The report into the European business development strategies of software firms, by FDI consulting and research specialist Oxford Intelligence, sheds light on the foreign direct investment plans of some of the world’s most innovative and internationally mobile software companies. The Software Report 2009 stresses the important contribution that software firms make to European employment through foreign direct investment. “Software continues to be one of the main sources of overall FDI into Europe, but 2009 will see a continued decline, before the recovery begins in 2010” said Michel Lemagnen, Director of Research at Oxford Intelligence.

CEOs of international software companies say they are finding it harder to meet their growth targets and competition is more intense with consequent pressures on pricing and profit margins. Because of this, cost factors are likely to become a more important factor in location selection. “Operations in non-profitable markets are likely to be relocated into a centralised European sales function or even shut down altogether in the case of in-country offices”, added Lemagnen.

In 2008 the total number of software FDI projects into Europe declined by an estimated17 per cent, with the US, Europe’s biggest provider of new projects and jobs, falling by around 32 per cent. The decline has mainly hit sales and marketing investment whilst R&D projects have been more resilient – a positive indicator of the role Europe continues to play as a location for high-end, new development work.

Michel Lemagnen says that economic development agencies are placing too much emphasis on attracting larger companies and so-called 'value added projects' in the software sector. The result is a failure to assist smaller foreign companies, in particular on Sales and Marketing type investments, which account for 60% of projects. He describes this approach as 'a critical risk - because agencies are potentially missing out on the next Google or Yahoo – companies capable of stellar growth'.

According to Oxford Intelligence, this reflects a political and strategic decision made by EDAs at national and regional level. They suggest that this strategy must be re-visited to provide better service to companies who really need help and to ensure that the born-global, stellar growth companies are not missed.

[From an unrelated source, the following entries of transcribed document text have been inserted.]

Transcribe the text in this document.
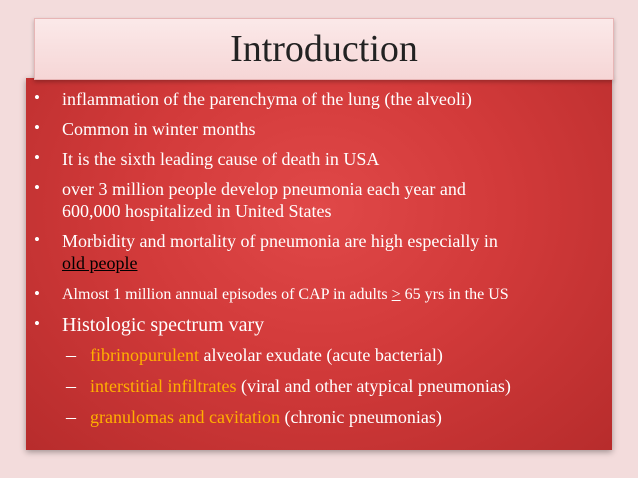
Introduction
•	inflammation of the parenchyma of the lung (the alveoli)
•	Common in winter months
•	It is the sixth leading cause of death in USA
•	over 3 million people develop pneumonia each year and
600,000 hospitalized in United States
•	Morbidity and mortality of pneumonia are high especially in
old people
•	Almost 1 million annual episodes of CAP in adults > 65 yrs in the US
•	Histologic spectrum vary
– fibrinopurulent alveolar exudate (acute bacterial)
– interstitial infiltrates (viral and other atypical pneumonias)
– granulomas and cavitation (chronic pneumonias)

There is compelling evidence showing that many companies that started out with small sales offices have gone on to become serial investors..

Oxford Intelligence forecasts an 11 per cent decline in software FDI deals in Europe in 2009 and a modest growth of five per cent in 2010, led by the UK, which will be the first to benefit from the upturn in the US economy and business confidence.

M&A activity has been slightly more resilient than FDI and this will continue to be the case as successful companies make strategic acquisitions in order to survive, gain access to new markets, new technologies and to increase their market share. “Local and regional government agencies who are ‘host’ to foreign direct investors will need to be vigilant and responsive to any new parent company needs at an early stage, if they are to retain and grow companies locally”, according to Michel Lemagnen.

Companies are increasingly open to considering a wider choice of European locations and this is particularly the case for software development centres. Dublin, London, Paris and South East England continue to be the leaders, but their dominance is much weaker than previously. The drivers behind this broadening of location investment choice are three-fold: market growth potential in emerging markets; the search for talent in relation to technical software development skills; and finally - Costs. 26 per cent of executives thought that the biggest challenge was “finding the right staff”.

Michel Lemagnen said: “Software is growing at a faster rate than the IT market – executives are on the whole optimistic about future European strategies and it’s a positive sign that 88 per cent see their preferred method of expansion as organic business growth”.